Le 13 août est la journée internationale des gauchers. Il n'y a pas si longtemps, les enfants gauchers étaient obligés d'écrire de la main droite à l'école. On sait maintenant que la gaucher n'est pas un handicap, et peut même avoir des avantages - surtout pour les hommes.

La gauchère n'est plus considérée comme un handicap. Au contraire :les commentateurs sportifs applaudissent régulièrement le « fabuleux service à gauche » d'un joueur de tennis. Il est probable que Léonard de Vinci, Wolfgang Amadeus Mozart et Ludwig van Beethoven étaient également gauchers. Il n'y a aucun doute sur Jimi Hendrix et de nos jours vous avez Barack Obama. Fini le temps où la main droite était associée à la justice et à la sincérité et la gauche à la magie noire et à la sorcellerie. Le mot latin pour "gauche" est sinistre, et il a la connotation de choses sombres et inquiétantes. Pour dissiper ce soupçon une fois pour toutes, il serait peut-être bon d'énumérer scientifiquement les avantages et les inconvénients de la gaucherie.

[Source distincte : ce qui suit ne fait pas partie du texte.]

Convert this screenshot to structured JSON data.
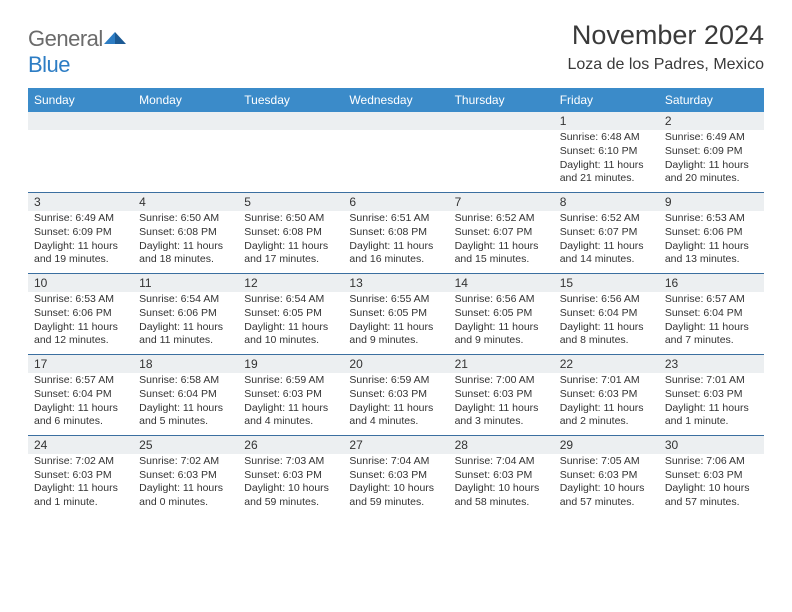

Quand est-ce que quelqu'un est réellement « gaucher » ? Il n'est pas si facile de répondre à cette question. Est-ce à dire qu'il écrit de la main gauche ? Ou tenant sa fourchette avec la main gauche ? C'est généralement le cas des gauchers prononcés, mais la préférence pour l'une ou l'autre moitié du corps n'est pas clairement définie. Un exemple est la dominance oculaire, le fait que nous ayons une légère préférence pour l'entrée visuelle de l'un des yeux. Chez la plupart des gens, l'œil droit prévaut et de nombreux gauchers regardent instinctivement par un trou de serrure avec leur œil droit.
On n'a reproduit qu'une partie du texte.